Ice Dam - Caused By A Glacier

Caused By A Glacier

Sometimes a glacier flows down a valley to a confluence where the other branch carries an unfrozen river. The glacier blocks the river, which backs up into a lake, which eventually overflows or undermines the ice dam, suddenly releasing the impounded water.

In modern times, the Hubbard Glacier regularly blocks the mouth of Russell Fjord at 60° north on the coast of Alaska.

A similar event takes place after irregular periods in the Perito Moreno Glacier, located in Patagonia. Every four years the glacier forms an ice dam against the rocky coast, causing the waters of the Argentine Lake to rise. When the water pressure is too high, then the giant bridge collapses in what has become a major tourist attraction. This sequence occurred last on March 13, 2006, preceding the previous which took place only two years before, on March 12, 2004.

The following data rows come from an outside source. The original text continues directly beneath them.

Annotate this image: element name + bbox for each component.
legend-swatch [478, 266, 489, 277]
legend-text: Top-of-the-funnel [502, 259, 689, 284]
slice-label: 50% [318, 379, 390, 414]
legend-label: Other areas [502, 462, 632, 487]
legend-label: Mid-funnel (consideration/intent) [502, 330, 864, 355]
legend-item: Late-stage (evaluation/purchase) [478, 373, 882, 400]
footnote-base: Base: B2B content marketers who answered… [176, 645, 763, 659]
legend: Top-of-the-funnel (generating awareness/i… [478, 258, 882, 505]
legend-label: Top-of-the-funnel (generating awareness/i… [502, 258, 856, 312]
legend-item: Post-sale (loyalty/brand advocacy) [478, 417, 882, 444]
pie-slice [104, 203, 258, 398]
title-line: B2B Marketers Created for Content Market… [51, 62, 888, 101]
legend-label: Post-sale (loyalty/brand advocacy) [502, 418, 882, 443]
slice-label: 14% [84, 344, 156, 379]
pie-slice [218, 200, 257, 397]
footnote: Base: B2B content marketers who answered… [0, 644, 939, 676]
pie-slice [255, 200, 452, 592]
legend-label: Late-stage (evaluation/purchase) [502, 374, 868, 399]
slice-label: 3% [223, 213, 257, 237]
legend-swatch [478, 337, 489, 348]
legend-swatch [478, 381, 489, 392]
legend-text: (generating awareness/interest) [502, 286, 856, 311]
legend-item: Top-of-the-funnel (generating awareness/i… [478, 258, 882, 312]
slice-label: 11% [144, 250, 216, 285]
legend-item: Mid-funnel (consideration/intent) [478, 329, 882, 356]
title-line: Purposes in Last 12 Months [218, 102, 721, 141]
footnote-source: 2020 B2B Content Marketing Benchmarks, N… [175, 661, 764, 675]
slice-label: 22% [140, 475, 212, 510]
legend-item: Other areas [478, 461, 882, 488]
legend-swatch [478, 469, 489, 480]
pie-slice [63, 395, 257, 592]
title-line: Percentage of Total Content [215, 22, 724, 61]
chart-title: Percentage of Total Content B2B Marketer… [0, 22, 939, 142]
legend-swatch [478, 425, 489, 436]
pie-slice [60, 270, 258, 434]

About 13,000 years ago, the Cordilleran ice sheet crept southward into the Idaho Panhandle, forming a large ice dam that blocked the mouth of the Clark Fork River, creating a massive lake 2,000 feet (610 m) deep and containing more than 500 cubic miles (2,100 km3) of water. Finally this Glacial Lake Missoula burst through the ice dam and exploded downstream, flowing at a rate 10 times the combined flow of all the rivers of the world. Because such ice dams can re-form, such Columbia River floods happened at least 59 times, carving Dry Falls below Grand Coulee.